What was great about The X-Files' mixture of police procedural, horror, religion, sci-fi, folklore, and New Age mysticism is that the show could be about literally anything from week to week. Some people prefer the monster-of-the-week episodes for their wicked creativity and variety, whereas others prefer the mythology episodes with their convoluted alien colonisation plots, sinister G-Men, and far out concepts such as rich white guys secretly ruling the planets. I tend to find with these sort of things you've got to be one or the other, there can be no nancy-boy Vince Cable Liberal Democrat middle ground here.

The mythology episodes are good because they tap into the American mindset of constant paranoia - riffing on conspiracy theories like JFK's assassination and Roswell - and they heavily feature the chain-smoking spook Cancer Man (William B. Davis). A man who hides in the shadows, isn't afraid to get his hands dirty, and has a face like he's just won third prize in an arse-face contest.

But the story just generally went through the same motions of increasingly elaborate alien plots which were never really expounded on, but could be thwarted by a dullard with a government issue haircut and a hard-on for the truth, and his disbelieving partner who put the 'I had a thing for Gillian Anderson growing up' into soft-science. At least the monster-of-the-week episodes offered up new slices of Weird America and weirder monsters each week.

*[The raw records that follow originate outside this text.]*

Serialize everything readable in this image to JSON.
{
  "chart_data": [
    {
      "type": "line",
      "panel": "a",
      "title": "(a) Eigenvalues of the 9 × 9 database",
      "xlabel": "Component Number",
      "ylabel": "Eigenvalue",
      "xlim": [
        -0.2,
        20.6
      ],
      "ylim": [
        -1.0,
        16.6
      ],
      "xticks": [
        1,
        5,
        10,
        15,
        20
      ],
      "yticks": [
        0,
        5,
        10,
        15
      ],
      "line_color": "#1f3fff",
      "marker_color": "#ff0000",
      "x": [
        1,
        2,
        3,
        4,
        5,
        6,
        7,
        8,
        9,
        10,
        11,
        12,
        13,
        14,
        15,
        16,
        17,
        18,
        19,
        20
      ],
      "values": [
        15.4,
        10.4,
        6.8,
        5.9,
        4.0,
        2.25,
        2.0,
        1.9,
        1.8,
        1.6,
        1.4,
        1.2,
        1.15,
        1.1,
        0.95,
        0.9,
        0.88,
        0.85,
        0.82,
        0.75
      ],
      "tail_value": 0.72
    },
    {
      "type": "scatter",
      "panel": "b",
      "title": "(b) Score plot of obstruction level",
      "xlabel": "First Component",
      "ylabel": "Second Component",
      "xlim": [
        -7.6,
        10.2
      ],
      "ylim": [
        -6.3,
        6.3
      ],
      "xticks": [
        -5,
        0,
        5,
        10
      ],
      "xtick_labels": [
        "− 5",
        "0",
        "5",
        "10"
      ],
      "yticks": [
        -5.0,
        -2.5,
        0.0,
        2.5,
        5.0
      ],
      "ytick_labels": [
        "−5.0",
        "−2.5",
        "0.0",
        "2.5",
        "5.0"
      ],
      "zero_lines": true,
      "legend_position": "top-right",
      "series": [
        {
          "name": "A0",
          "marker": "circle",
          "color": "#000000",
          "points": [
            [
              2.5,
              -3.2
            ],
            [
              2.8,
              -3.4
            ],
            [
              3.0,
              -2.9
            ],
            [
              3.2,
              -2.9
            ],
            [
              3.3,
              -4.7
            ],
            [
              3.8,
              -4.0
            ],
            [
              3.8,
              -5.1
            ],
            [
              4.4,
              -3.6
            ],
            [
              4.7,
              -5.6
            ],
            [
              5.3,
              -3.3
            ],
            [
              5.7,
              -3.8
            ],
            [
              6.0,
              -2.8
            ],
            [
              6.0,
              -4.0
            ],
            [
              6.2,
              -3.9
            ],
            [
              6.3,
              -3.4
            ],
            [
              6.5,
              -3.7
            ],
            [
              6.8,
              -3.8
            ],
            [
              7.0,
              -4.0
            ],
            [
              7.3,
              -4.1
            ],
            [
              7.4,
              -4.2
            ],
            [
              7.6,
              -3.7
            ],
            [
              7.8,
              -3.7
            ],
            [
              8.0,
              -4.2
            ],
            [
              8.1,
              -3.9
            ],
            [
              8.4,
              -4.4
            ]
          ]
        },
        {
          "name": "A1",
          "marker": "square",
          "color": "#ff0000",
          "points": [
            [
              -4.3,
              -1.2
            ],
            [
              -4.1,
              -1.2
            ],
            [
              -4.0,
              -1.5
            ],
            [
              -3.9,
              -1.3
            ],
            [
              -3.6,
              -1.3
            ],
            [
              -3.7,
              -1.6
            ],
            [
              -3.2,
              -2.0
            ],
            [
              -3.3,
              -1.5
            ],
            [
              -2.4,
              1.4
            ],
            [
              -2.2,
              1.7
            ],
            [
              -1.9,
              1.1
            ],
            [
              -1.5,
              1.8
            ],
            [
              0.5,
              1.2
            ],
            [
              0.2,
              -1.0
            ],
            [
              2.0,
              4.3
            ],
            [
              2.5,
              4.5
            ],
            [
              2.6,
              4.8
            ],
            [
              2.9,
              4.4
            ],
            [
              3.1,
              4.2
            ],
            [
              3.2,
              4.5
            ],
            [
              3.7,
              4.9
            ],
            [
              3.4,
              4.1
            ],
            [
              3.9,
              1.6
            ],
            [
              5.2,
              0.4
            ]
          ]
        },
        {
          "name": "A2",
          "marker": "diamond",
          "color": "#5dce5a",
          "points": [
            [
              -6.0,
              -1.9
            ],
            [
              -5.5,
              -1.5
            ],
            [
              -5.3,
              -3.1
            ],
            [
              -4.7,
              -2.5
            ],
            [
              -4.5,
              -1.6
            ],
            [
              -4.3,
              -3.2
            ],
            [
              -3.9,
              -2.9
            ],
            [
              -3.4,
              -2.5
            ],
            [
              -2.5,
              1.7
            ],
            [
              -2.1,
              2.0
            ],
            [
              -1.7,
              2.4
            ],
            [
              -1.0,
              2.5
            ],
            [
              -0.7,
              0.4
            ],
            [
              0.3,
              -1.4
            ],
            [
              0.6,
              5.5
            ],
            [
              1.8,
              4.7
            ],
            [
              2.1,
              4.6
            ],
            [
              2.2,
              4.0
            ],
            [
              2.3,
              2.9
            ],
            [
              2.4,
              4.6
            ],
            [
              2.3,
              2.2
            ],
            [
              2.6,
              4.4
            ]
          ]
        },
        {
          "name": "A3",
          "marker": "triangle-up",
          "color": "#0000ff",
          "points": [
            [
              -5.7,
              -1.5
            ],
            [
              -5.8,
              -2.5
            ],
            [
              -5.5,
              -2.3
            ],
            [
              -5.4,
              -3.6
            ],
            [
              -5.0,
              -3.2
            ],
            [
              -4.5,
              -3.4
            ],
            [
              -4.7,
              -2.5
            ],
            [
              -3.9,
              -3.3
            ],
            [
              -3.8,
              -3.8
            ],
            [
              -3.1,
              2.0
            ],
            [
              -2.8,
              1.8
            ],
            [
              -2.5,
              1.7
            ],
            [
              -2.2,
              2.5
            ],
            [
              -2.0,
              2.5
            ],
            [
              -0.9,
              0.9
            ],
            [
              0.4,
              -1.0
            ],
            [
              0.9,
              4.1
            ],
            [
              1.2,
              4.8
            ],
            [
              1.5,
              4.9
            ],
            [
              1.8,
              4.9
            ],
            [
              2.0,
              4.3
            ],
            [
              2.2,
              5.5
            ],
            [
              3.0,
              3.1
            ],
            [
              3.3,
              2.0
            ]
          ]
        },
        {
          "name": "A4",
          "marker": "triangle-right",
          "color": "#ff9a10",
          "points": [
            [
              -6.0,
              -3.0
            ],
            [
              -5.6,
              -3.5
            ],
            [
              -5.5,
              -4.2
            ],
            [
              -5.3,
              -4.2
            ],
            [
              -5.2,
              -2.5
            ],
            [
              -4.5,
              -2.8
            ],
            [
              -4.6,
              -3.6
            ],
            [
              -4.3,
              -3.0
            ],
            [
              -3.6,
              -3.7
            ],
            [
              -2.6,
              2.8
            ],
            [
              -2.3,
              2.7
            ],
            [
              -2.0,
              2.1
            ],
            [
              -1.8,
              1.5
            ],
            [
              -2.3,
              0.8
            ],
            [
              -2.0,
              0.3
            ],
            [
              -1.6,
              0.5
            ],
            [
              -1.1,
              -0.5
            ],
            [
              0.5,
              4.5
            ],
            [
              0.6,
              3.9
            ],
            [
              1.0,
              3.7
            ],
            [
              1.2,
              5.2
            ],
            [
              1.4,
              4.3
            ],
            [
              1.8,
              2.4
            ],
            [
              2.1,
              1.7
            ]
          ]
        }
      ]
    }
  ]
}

These episodes tended to be the most artistic such as post-modern takes on Frankenstein, and a humorous deconstruction of the vampire myth which played with perspective. Yeah, there were a ton of naff ones too - but when you're writing twenty-odd episodes a year for 9 years (and two movies) there's bound to be a lot of shit amongst the lovely corn.

Still, even at their best, the monster-of-the-week episodes offered only endless variations on the same themes. Themes like Mulder and Scully running afoul of the authorities and their hard bastard boss Walter Skinner (Mitch Pileggi). Mulder and Scully arguing about belief vs empiricism. And Mulder and Scully never fucking for some reason.